C’est par ces enregistrements que Kristina Lindström et Kristian Petri commencent « Le plus beau garçon du monde », leur documentaire sur Andrésen. Coupe au présent – des yeux bleus des essais de Stockholm à la flamme bleue du gaz dans l’appartement d’Andrésen. Andrésen, barbu, fumeur à la chaîne et émacié, est une épave. Sa petite amie présente un tapis empesé qu’elle a posé sur le balcon. Sa propriétaire menace de l’expulser.

Saut dans le passé. Le tournage, reconstitué à partir de films amateurs et de reportages télévisés, a lieu pendant les vacances scolaires d’Andrésen à Venise. Visconti est un maître absolu et arrange le jeune homme à sa guise. « Marche, arrête-toi, tourne-toi, souris ». Ce sont, racontera plus tard Andrésen, les seules instructions de mise en scène qu’il ait reçues. La beauté absolue n’a pas besoin de penser.

Au Japon, on a modelé des personnages de manga à son image

Pour le garçon fragile et sensible, tout cela est excitant, mais aussi trop exigeant. Ce qu’il y avait d’autre reste diffus et lourd de sous-entendus, sans devenir plus concret. Après la représentation au Festival de Cannes, l’équipe, en grande partie homosexuelle, se rend dans un club gay. Visconti, lui-même homosexuel, y était aussi, se souvient Andrésen. Comment il est rentré chez lui, il ne s’en souvient pas.

Le film devient un succès mondial. Du jour au lendemain, Andrésen, que Visconti a déclaré « le plus beau garçon du monde », devient une superstar internationale. Au Japon, il fait de la musique et de la publicité, inspire même des personnages de manga, mais se perd rapidement dans l’admiration des autres, disparaît derrière l’idéal de beauté qu’il doit désormais incarner. Il devient dépendant aux pilules et à l’alcool, un mariage échoue, son jeune fils meurt de la mort subite du nourrisson alors qu’il est ivre et dort à côté. Son diagnostic de la cause du décès plus tard : « manque d’amour ».

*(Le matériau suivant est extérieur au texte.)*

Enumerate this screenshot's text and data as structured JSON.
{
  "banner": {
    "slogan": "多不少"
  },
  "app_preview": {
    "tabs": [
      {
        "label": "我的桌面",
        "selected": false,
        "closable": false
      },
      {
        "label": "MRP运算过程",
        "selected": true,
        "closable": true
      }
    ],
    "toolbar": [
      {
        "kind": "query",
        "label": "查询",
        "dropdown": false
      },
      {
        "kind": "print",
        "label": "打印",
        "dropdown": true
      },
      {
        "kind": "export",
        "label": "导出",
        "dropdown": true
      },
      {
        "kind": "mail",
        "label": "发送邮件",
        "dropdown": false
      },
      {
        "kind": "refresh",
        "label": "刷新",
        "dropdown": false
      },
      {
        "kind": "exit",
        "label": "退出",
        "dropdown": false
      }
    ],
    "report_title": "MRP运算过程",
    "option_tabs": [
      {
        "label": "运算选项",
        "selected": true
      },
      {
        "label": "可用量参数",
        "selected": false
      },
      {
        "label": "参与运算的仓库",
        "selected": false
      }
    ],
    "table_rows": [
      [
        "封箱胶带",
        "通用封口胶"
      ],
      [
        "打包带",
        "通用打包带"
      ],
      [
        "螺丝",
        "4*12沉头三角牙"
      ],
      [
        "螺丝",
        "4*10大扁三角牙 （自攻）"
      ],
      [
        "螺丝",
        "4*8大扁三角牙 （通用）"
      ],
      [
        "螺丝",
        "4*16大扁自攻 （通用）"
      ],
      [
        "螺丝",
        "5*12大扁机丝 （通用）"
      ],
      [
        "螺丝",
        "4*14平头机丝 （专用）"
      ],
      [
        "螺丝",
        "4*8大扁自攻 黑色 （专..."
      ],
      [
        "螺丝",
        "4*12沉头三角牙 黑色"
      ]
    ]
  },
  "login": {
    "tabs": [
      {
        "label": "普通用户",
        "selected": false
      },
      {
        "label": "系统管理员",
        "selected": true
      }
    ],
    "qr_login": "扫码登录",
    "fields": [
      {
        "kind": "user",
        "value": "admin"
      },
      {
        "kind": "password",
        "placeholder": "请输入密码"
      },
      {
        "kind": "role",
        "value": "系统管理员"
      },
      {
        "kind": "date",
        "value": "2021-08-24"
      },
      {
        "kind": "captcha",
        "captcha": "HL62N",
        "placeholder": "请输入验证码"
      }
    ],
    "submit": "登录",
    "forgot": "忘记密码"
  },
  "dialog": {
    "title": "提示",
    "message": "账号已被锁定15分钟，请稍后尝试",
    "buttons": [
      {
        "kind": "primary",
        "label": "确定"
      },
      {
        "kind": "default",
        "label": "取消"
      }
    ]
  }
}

Visconti lui a fait illustrer une histoire qui n’était pas la sienne, dit un jour l’amie actuelle d’Andrésen, nettement plus jeune. Cette déclaration est typique du 21e siècle, que le 20e siècle ne supporte plus : Tu joues ce que tu n’es pas ? Une idée insupportable. Pourtant, cette déclaration est compréhensible si l’on considère ce que le rôle a fait à Andrésen. Et pourtant, il faut bien sûr plus qu’une « Mort à Venise » pour ruiner une vie. Ainsi, dans la deuxième partie de leur film, Petri et Lindström déploient les coulisses d’une enfance triste et solitaire. La mère d’Andrésen a été assassinée dans la forêt. En tant que vieil homme, il consulte à présent les dossiers et ne peut cacher ses larmes.

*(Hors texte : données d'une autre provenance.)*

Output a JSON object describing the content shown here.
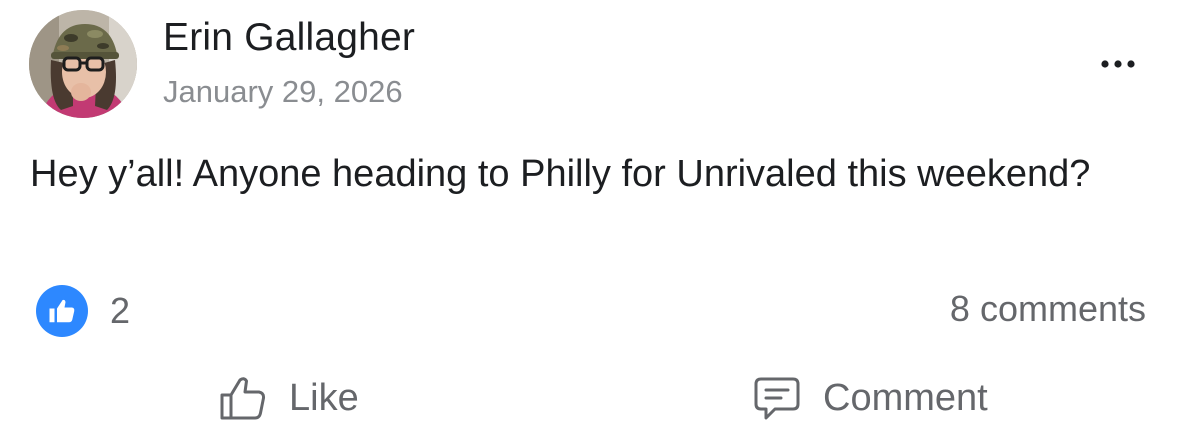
{
  "post": {
    "author": "Erin Gallagher",
    "date": "January 29, 2026",
    "text": "Hey y’all! Anyone heading to Philly for Unrivaled this weekend?",
    "reactions": {
      "count": "2",
      "type_icon": "thumbs-up-icon"
    },
    "comments_label": "8 comments",
    "actions": {
      "like_label": "Like",
      "comment_label": "Comment"
    }
  },
  "colors": {
    "like_blue": "#2d88ff",
    "secondary_text": "#65676b",
    "date_text": "#8a8d91",
    "primary_text": "#1c1e21"
  },
  "icons": {
    "more": "more-horizontal-icon",
    "like": "thumbs-up-outline-icon",
    "comment": "comment-bubble-icon"
  }
}
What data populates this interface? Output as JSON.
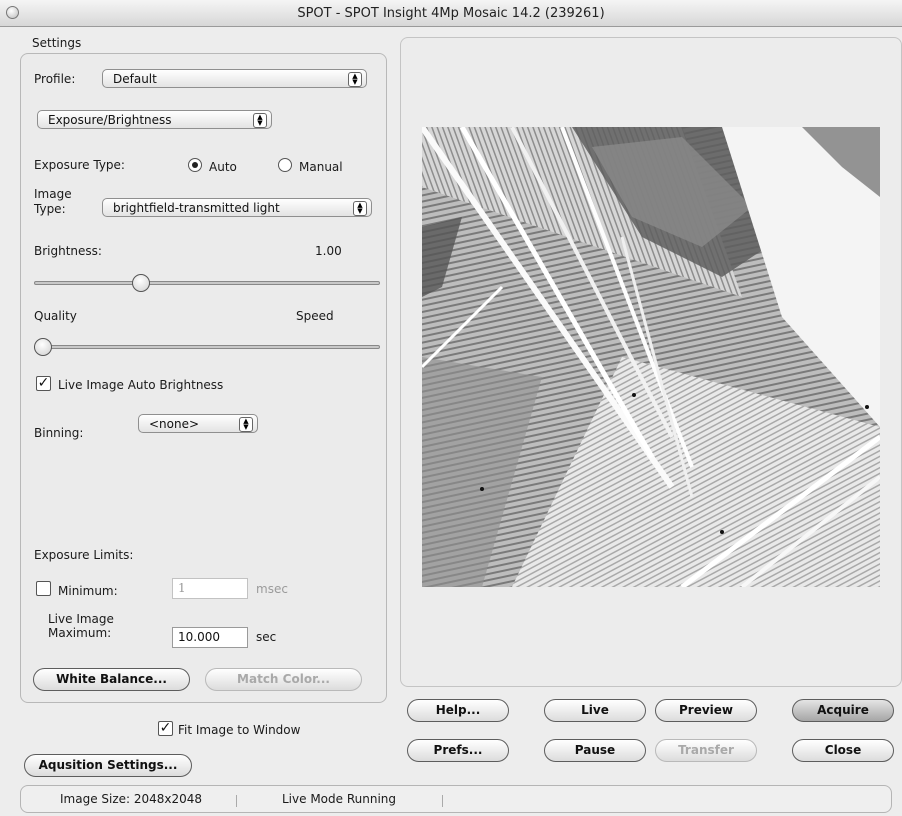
{
  "window": {
    "title": "SPOT - SPOT Insight 4Mp Mosaic 14.2 (239261)"
  },
  "settings": {
    "group_title": "Settings",
    "profile_label": "Profile:",
    "profile_value": "Default",
    "section_value": "Exposure/Brightness",
    "exposure_type_label": "Exposure Type:",
    "exposure_auto": "Auto",
    "exposure_manual": "Manual",
    "exposure_selected": "Auto",
    "image_type_label_1": "Image",
    "image_type_label_2": "Type:",
    "image_type_value": "brightfield-transmitted light",
    "brightness_label": "Brightness:",
    "brightness_value": "1.00",
    "brightness_slider_fraction": 0.3,
    "quality_label": "Quality",
    "speed_label": "Speed",
    "quality_slider_fraction": 0.0,
    "live_auto_brightness_label": "Live Image Auto Brightness",
    "live_auto_brightness_checked": true,
    "binning_label": "Binning:",
    "binning_value": "<none>",
    "exposure_limits_label": "Exposure Limits:",
    "minimum_label": "Minimum:",
    "minimum_checked": false,
    "minimum_value": "1",
    "minimum_unit": "msec",
    "live_max_label_1": "Live Image",
    "live_max_label_2": "Maximum:",
    "live_max_value": "10.000",
    "live_max_unit": "sec",
    "white_balance_button": "White Balance...",
    "match_color_button": "Match Color..."
  },
  "fit_image_label": "Fit Image to Window",
  "fit_image_checked": true,
  "acquisition_button": "Aqusition Settings...",
  "buttons": {
    "help": "Help...",
    "live": "Live",
    "preview": "Preview",
    "acquire": "Acquire",
    "prefs": "Prefs...",
    "pause": "Pause",
    "transfer": "Transfer",
    "close": "Close"
  },
  "status": {
    "image_size": "Image Size: 2048x2048",
    "mode": "Live Mode Running"
  }
}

Malgré tout cela, le moment où le jeune homme entre dans les appartements du réalisateur de renommée mondiale à Stockholm et scelle ainsi son destin reste la scène originelle du film. Et c’est justement son problème. Lindström et Petri succombent à nouveau au charme de l’ange blond, comme Visconti autrefois. Eux aussi, à partir de ce moment, font d’Andrésen une icône – non pas de la beauté, mais de la souffrance. Le film est certes touchant, mais souvent aussi larmoyant, lorsque Andrésen se traîne d’un pas lourd, silhouette décharnée, dans des couloirs sombres et sur des plages froides en hiver. Ainsi, les cinéastes bien intentionnés instrumentalisent à nouveau le pauvre homme aux yeux pâles. Alors que celui-ci perd à nouveau le contrôle de sa propre image.

Le plus beau garçon du mondeSuède 2020 – Réalisation : Kristina Lindström, Kristian Petri. Caméra : Erik Vallsten. Avec Björn Andrésen. Missingfilms, 94 min. Sortie en salle : 29.12.2022.